At the XYO, we treat security as a priority. We understand that no code is completely secure and welcome reports of vulnerabilities in our assets. If you believe you have found a security vulnerability in our systems, please follow the policy outlined below. For each report submitted to the XYO Network bounty program, we will provide an initial response within two (2) business days. If the report is deemed valid, we will make a bounty decision and payment within seven (7) business days. Please contact security@xyo.network with any details regarding a vulnerability.


TARGET ASSETS

  • *.xyo.network (excluding -- geohackers.xyo.network, merch.xyo.network)
  • Vulnerabilities on the XYO protocol, as outlined in the White Paper and Red Paper. Theoretical exploits are welcomed if realistic implications can be demonstrated.
  • Vulnerabilities on the XYO Network GitHub organization projects: https://github.com/XYOracleNetwork

EXCLUSIONS

  • Previously known vulnerabilities on the XYO Network. Note that novel complications to existing solutions or mitigations to known exploits as outlined in the Red Paper are welcomed and qualify for bounties.
  • Theoretical vulnerabilities without any proof or demonstration
  • Content spoofing / Text injection issues
  • Attacks based on social engineering or phishing
  • Self-XSS
  • Denial of Service, except with regard to exploits for the XYO Network at large
  • Third-party hosted content on *.xyo.network

BOUNTIES

Bounties are entirely at the discretion of the XYO. For qualifying vulnerabilities, the following outlines standard bounty amounts:

  • Critical - $2,500 in XYO Tokens
  • High - $1,500 in XYO Tokens
  • Medium - $500 in XYO Tokens
  • Low - $100 in XYO Tokens

DISCLOSURE POLICY

Let us know as soon as possible upon discovery of a potential security issue, and we'll make every effort to quickly resolve the issue.
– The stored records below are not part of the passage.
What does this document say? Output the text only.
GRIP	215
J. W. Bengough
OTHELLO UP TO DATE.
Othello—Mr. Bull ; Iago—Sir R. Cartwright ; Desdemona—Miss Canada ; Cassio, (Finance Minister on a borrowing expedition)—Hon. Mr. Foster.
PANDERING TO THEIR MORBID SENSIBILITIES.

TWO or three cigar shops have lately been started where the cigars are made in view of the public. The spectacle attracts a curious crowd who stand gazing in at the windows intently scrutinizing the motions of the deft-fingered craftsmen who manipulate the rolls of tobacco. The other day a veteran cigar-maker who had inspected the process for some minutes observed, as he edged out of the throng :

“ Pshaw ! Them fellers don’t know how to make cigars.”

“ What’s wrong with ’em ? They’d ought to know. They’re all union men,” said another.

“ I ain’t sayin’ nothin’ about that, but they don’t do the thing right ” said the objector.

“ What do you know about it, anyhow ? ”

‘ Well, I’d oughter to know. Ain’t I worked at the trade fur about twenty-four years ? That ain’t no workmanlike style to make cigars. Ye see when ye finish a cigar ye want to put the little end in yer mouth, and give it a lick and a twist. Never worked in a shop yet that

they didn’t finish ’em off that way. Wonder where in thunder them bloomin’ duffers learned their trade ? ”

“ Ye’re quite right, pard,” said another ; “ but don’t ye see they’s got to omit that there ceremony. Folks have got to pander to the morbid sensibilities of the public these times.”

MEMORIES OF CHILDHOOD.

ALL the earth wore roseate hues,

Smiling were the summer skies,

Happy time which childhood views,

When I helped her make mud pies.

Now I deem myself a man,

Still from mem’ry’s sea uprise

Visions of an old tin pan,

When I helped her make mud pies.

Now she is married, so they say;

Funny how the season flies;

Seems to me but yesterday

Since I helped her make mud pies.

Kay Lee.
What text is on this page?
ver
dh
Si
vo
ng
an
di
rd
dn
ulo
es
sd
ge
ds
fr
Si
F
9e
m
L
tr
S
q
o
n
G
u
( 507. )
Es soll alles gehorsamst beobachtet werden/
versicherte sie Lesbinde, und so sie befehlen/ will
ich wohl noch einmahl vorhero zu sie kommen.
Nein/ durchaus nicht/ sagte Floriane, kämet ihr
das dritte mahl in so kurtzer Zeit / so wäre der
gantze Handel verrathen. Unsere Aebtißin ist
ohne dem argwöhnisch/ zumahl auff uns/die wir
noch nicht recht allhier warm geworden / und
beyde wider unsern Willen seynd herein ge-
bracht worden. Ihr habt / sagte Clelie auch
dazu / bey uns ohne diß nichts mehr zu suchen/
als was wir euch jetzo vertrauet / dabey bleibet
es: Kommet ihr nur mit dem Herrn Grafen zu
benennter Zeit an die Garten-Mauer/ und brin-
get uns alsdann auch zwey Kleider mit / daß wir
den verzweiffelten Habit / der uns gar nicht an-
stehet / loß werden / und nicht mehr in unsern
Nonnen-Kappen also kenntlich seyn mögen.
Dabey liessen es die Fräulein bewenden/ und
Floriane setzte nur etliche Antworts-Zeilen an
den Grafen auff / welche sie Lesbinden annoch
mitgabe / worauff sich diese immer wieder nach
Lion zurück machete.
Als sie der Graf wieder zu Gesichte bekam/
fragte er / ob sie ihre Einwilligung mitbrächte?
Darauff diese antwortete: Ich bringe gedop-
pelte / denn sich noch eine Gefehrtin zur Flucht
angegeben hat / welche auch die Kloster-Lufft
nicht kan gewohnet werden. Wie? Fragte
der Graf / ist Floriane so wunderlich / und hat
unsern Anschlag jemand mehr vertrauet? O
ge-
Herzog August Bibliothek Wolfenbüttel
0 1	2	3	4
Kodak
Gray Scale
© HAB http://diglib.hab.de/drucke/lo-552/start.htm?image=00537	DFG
Although we welcome disclosure, provide us a reasonable amount of time to resolve the issue before any disclosure to the public or a third-party. Make a good faith effort to avoid privacy violations, destruction of data, and interruption or degradation of our service. Only interact with accounts you own or with explicit permission of the account holder

SEC의 성명과 앞을 향한 진술:

XYO 토큰들은 형평법을 나타내느것이 아니며 XYO 위치 네트워크의 유틸리티 토큰이며, 이는 자신의 이더리움 스마트컨트랙트에서 XY Oracle 네트워크를 사용하려는 경우에 필요합니다.

투자하기전에 기채설명서(OFFERING CIRCULAR)를 꼭 읽어보시고 투자하시기 바랍니다.

투자에 대한 문서들은 밑에 페이지에서 확인하세요. xy.company/offering

XYO 토큰 구매를 원하시면 이 페이지에 있는 링크를 클릭해주세요.